Love these thoughts on humility from No Greater Love written by Mother Teresa. She writes, personally, from a heart of wisdom, grace, and total humility. Expresses much of what I feel and experience, what so many of us feel and experience. Know you loving, desirous-of-Christ readers will find the following inspiring, also!
"I don't think there is anyone who needs God's help and grace as much as I do. Sometimes I feel so helpless and weak. I think that is why God uses me. Because I cannot depend on my own strength, I rely on Him twenty-four hours a day. If the day had even more hours, then I would need His help and grace during those hours as well. All of us must cling to God through prayer. My secret is very simple: I pray. Through prayer I become one in love with Christ. I realize that praying to Him is loving Him....
"People are hungry for the Word of God that will give peace, that will give unity, that will give joy. But you cannot give what you don't have. That's why it is necessary to deepen your life of prayer. Be sincere in your prayers. Sincerity is humility, and you acquire humility only by accepting humiliations. All that has been said about humility is not enough to teach you humility. You learn humility only by accepting humiliations. And you will meet humiliation all through your life. The greatest humiliation is to know that you are nothing. This you come to know when you face God in prayer.
"Often a deep and fervent look at Christ is the best prayer: I look at Him and He looks at me. When you come face to face with God, you cannot but know that you are nothing, that you have nothing."
Accept humiliations. I suppose even appreciate them especially much for the gift of humility that they bring us. I also appreciate Mother Teresa realizing that God used her (and no doubt still very much utilizes her in heaven) because she was helpless and weak. This gives me great consolation, for I am so helpless and weak these days, and in actuality have been so all my life, despite the blessings of Jesus' graces and helping me through marvelous and unexpected means, angels, saints, and fellow human beings.
But Mother Teresa's secret is that she prays. Let us all benefit from her secret and to pray and pray. And along with prayer, let us praise God always, for praise can be inherent in prayer. Our prayer can become praise, as much as pain can become prayer. Can pain, then, become praise? I will ponder this insight that came just now. Praise God!

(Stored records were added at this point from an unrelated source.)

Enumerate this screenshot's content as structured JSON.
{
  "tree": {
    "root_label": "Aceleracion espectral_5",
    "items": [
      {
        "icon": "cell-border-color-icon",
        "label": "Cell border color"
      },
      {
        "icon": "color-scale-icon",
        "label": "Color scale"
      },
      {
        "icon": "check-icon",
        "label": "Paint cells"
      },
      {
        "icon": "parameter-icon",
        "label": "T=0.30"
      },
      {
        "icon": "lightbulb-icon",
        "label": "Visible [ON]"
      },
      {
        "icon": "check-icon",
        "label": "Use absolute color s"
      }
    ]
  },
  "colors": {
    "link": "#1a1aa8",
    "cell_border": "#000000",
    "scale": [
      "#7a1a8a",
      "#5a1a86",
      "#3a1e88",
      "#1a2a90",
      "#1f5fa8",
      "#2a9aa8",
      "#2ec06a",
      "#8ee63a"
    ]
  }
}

I also love that of knowing that the greatest humiliation is that I am nothing. We all are nothing and we have nothing. All Is God. And that, dear spiritual friends and readers, for whom I pray and thank you for praying for me--for deeper conversions in God's will and to love God and love as God loves--is a truth for which I used to be and just recently again was criticized by someone who struck up a conversation with me.

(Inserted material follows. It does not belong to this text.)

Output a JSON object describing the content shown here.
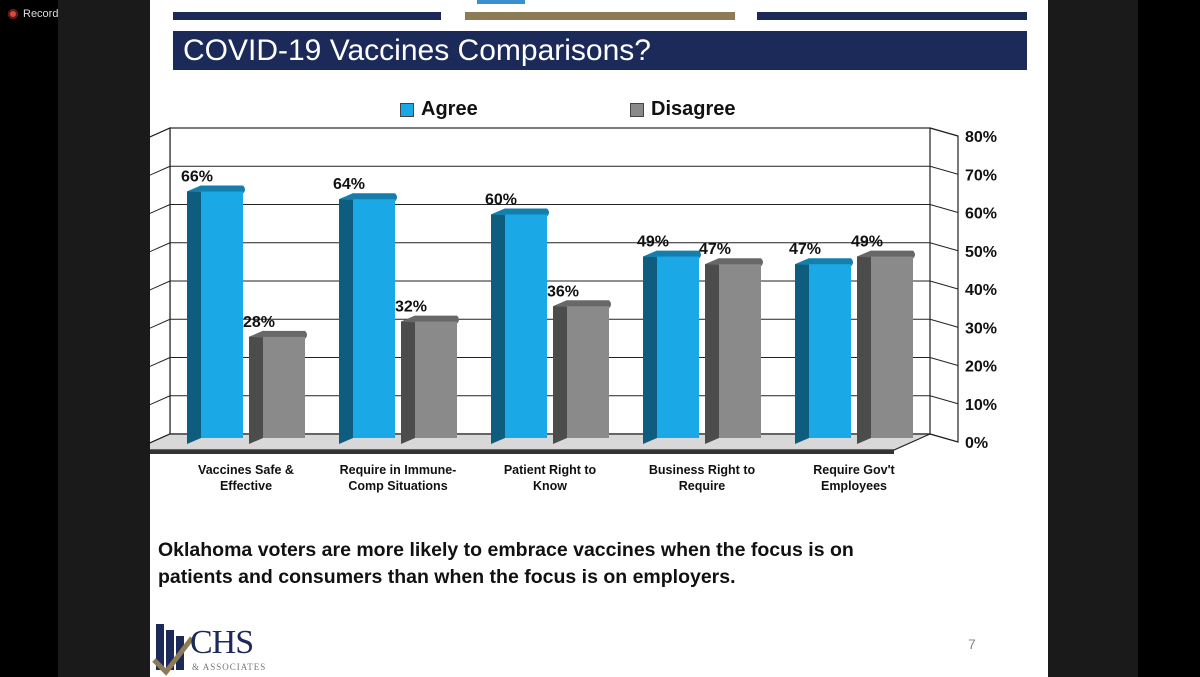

Many people do not like me to say or write that I am nothing. But it is the truth. Mother Teresa knew that truth and embraced it, and also embraced that we have nothing--all is God's, and if we "possess" any object, person, thing, thought, feeling, or someone, these are actually not "ours" but rather are lent us by God for a breath of temporal time.
God bless His Real Presence in us! Praise God for any and all humiliations given us!